The piping and the reference to water in both poems struck me, so I combined the two Blake lines for my title. "The Echoing Green" is just one poem over (I couldn't just close the book, and spent a few hours reading Blake poems), and it was in keeping with the echoing of our words. There's also a Tennyson reference - "volleying and / thundering" echoing "Cannon to right of them, / Cannon to left of them, / Cannon in front of them / Volley'd and thunder'd" from ""The Charge of the Light Brigade". Light Brigade
The lines came to mind when I introduced the calvary in the poem. Allusion in this poem goes with the theme, as does the fact that the two poets alluded to are very disparate.
The syntax shows that it is the dove that is a live sign, and that either the dove or its cruel loves (the "cruel loves" could float free of previous reference, or could refer to motives in dropping the seed, if indeed the drop was intentional - such extra-literary speculations have a place in poetry, for why should all the narration be the poet's?) is a calvary. That the "another's" in "another's, greensward, dream" refers, by syntax, to the drowning man is debatable, but it was my intention. The drowning man dreams of dry land, the greensward. A seed ideally, Nature's ideal, is to fall on dry land, but here it falls, accidentally or by design, next or upon a drowning man -- "with a show so vast is a green charm assured / only to the green eye?". But with that last sentence I'm straying past a syntax toward explication. The "greensward" is an interpolation that could have been put more syntactically proper - something like ""thundering into another's dream of the greensward" (yet with this example much of the meaning is lost). The jolt of "greensward" in this poem may be that it seems like a word out of nowhere inserted into the poem, yet it does fit with the content. The Parenthetical As Blip, or, The Parenthetical As Not-Parenthetical, or, The Paratax That Ne'er Was. Let's talk about your "Contents Of Lenin Trial".
Contents of Lenin Trial
This is an excellent sequence! Characters include Aristotle, Hegel, James Bond, John Ashbery, Bond girls, Gertrude Stein, George W Bush, and Lenin. And these are characters, not references! Please say something about this poem, which I think is one of your best.

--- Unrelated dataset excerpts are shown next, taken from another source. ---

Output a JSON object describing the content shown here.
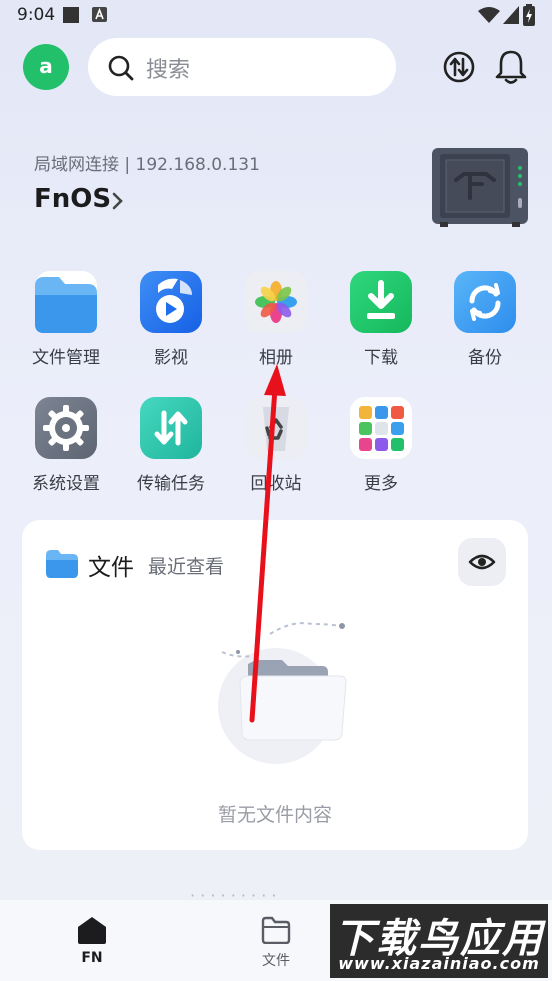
{
  "status_bar": {
    "time": "9:04"
  },
  "header": {
    "avatar_letter": "a",
    "search_placeholder": "搜索"
  },
  "device": {
    "connection": "局域网连接 | 192.168.0.131",
    "name": "FnOS"
  },
  "apps": [
    {
      "label": "文件管理",
      "icon": "folder-icon"
    },
    {
      "label": "影视",
      "icon": "movie-icon"
    },
    {
      "label": "相册",
      "icon": "photos-icon"
    },
    {
      "label": "下载",
      "icon": "download-icon"
    },
    {
      "label": "备份",
      "icon": "backup-icon"
    },
    {
      "label": "系统设置",
      "icon": "settings-icon"
    },
    {
      "label": "传输任务",
      "icon": "transfer-icon"
    },
    {
      "label": "回收站",
      "icon": "recycle-bin-icon"
    },
    {
      "label": "更多",
      "icon": "more-apps-icon"
    }
  ],
  "files_card": {
    "title": "文件",
    "subtitle": "最近查看",
    "empty_text": "暂无文件内容"
  },
  "bottom_nav": [
    {
      "label": "FN",
      "icon": "home-icon",
      "active": true
    },
    {
      "label": "文件",
      "icon": "folder-outline-icon",
      "active": false
    }
  ],
  "watermark": {
    "title": "下载鸟应用",
    "url": "www.xiazainiao.com"
  },
  "colors": {
    "accent_green": "#22c06b",
    "arrow_red": "#e8101b",
    "page_bg": "#e9ecf8"
  }
}
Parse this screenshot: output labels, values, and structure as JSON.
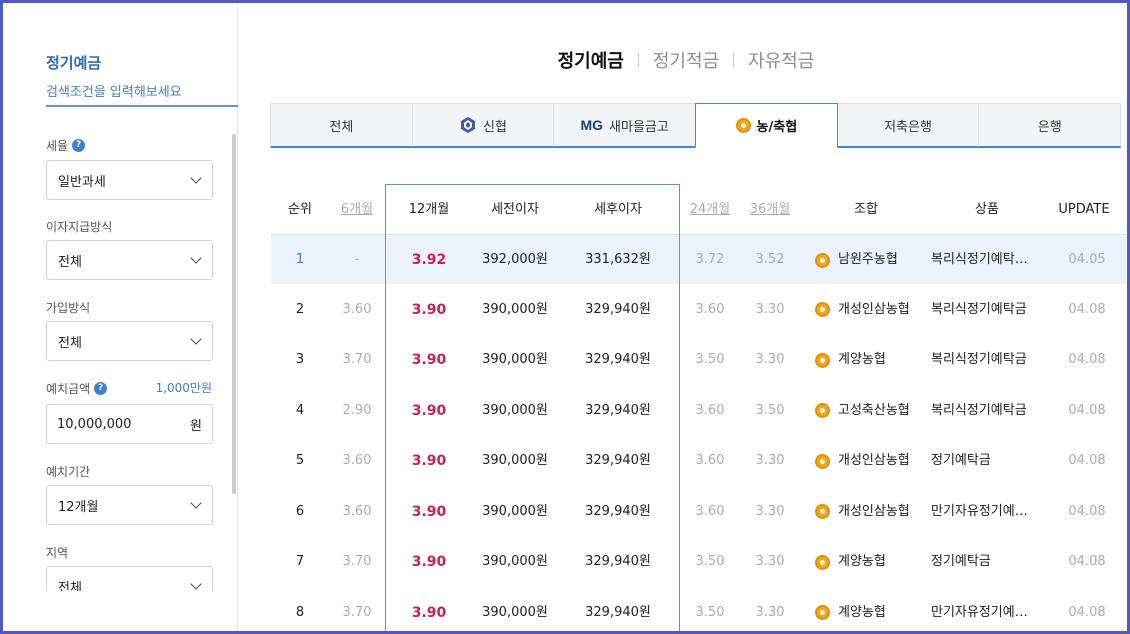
{
  "sidebar": {
    "title": "정기예금",
    "subtitle": "검색조건을 입력해보세요",
    "tax": {
      "label": "세율",
      "value": "일반과세"
    },
    "interest_method": {
      "label": "이자지급방식",
      "value": "전체"
    },
    "join_method": {
      "label": "가입방식",
      "value": "전체"
    },
    "deposit": {
      "label": "예치금액",
      "extra": "1,000만원",
      "value": "10,000,000",
      "unit": "원"
    },
    "period": {
      "label": "예치기간",
      "value": "12개월"
    },
    "region": {
      "label": "지역",
      "value": "전체"
    }
  },
  "main_tabs": [
    "정기예금",
    "정기적금",
    "자유적금"
  ],
  "inst_tabs": [
    {
      "label": "전체",
      "icon": ""
    },
    {
      "label": "신협",
      "icon": "shinhyup-logo-icon"
    },
    {
      "label": "새마을금고",
      "icon": "mg-logo-icon",
      "logo_text": "MG"
    },
    {
      "label": "농/축협",
      "icon": "coin-icon"
    },
    {
      "label": "저축은행",
      "icon": ""
    },
    {
      "label": "은행",
      "icon": ""
    }
  ],
  "table": {
    "headers": {
      "rank": "순위",
      "m6": "6개월",
      "m12": "12개월",
      "pretax": "세전이자",
      "aftertax": "세후이자",
      "m24": "24개월",
      "m36": "36개월",
      "bank": "조합",
      "product": "상품",
      "update": "UPDATE"
    },
    "rows": [
      {
        "rank": "1",
        "m6": "-",
        "m12": "3.92",
        "pretax": "392,000원",
        "aftertax": "331,632원",
        "m24": "3.72",
        "m36": "3.52",
        "bank": "남원주농협",
        "product": "복리식정기예탁…",
        "update": "04.05"
      },
      {
        "rank": "2",
        "m6": "3.60",
        "m12": "3.90",
        "pretax": "390,000원",
        "aftertax": "329,940원",
        "m24": "3.60",
        "m36": "3.30",
        "bank": "개성인삼농협",
        "product": "복리식정기예탁금",
        "update": "04.08"
      },
      {
        "rank": "3",
        "m6": "3.70",
        "m12": "3.90",
        "pretax": "390,000원",
        "aftertax": "329,940원",
        "m24": "3.50",
        "m36": "3.30",
        "bank": "계양농협",
        "product": "복리식정기예탁금",
        "update": "04.08"
      },
      {
        "rank": "4",
        "m6": "2.90",
        "m12": "3.90",
        "pretax": "390,000원",
        "aftertax": "329,940원",
        "m24": "3.60",
        "m36": "3.50",
        "bank": "고성축산농협",
        "product": "복리식정기예탁금",
        "update": "04.08"
      },
      {
        "rank": "5",
        "m6": "3.60",
        "m12": "3.90",
        "pretax": "390,000원",
        "aftertax": "329,940원",
        "m24": "3.60",
        "m36": "3.30",
        "bank": "개성인삼농협",
        "product": "정기예탁금",
        "update": "04.08"
      },
      {
        "rank": "6",
        "m6": "3.60",
        "m12": "3.90",
        "pretax": "390,000원",
        "aftertax": "329,940원",
        "m24": "3.60",
        "m36": "3.30",
        "bank": "개성인삼농협",
        "product": "만기자유정기예…",
        "update": "04.08"
      },
      {
        "rank": "7",
        "m6": "3.70",
        "m12": "3.90",
        "pretax": "390,000원",
        "aftertax": "329,940원",
        "m24": "3.50",
        "m36": "3.30",
        "bank": "계양농협",
        "product": "정기예탁금",
        "update": "04.08"
      },
      {
        "rank": "8",
        "m6": "3.70",
        "m12": "3.90",
        "pretax": "390,000원",
        "aftertax": "329,940원",
        "m24": "3.50",
        "m36": "3.30",
        "bank": "계양농협",
        "product": "만기자유정기예…",
        "update": "04.08"
      }
    ]
  }
}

AHB: 1st let me self-correct. On the album of Ginsberg's renderings of Blake's poems into songs, it is “The Grey Monk” that has Elvin Jones (and Don Cherry) providing such wonder. Your explication is fascinating. You are much more conscious of your poetic process than I am. I write from a state of thoughtlessness. When I read poetry, I do so in perhaps an unintellectual way. I ride the feeling. Which is not to say that you don't, but I don't puzzle. I am content within the mystery, if strongly felt. I write the same way. I don't know if I should puzzle more. I can and do break poems down, not my own, to see how the elements work, just as when one listens to music carefully one one tries to hear each instrument and each part of the whole. The Lenin poems are a confluence. We went to visit Beth's mother on the Jersey shore. I brought for reading matter Hegel, Aristotle, Ashbery (Flow Chart) and Lenin. Erin immersed himself in a James Bond Week on tv, so I absorbed that. And the shore itself, which I visited several times a day. All these elements as tributaries into the poem. Very much as if I were conduit. But I would remember to return to Lenin or Bond, to maintain that sense of texture. I am conscious as I write. I think your process and mine are similar in the way we, as writers, try to create and maintain a poetic gravity around which (am I forcing this metaphor?) the poem forms. Your process is thoughtful and mine thoughtless. Your thoughtfulness does not preclude the inchoate mysteries of the imagination, nor does my thoughtlessness preclude a dynamic thinking. In both our cases, a meeting of the Apollonian and Dionysian. Do you think so?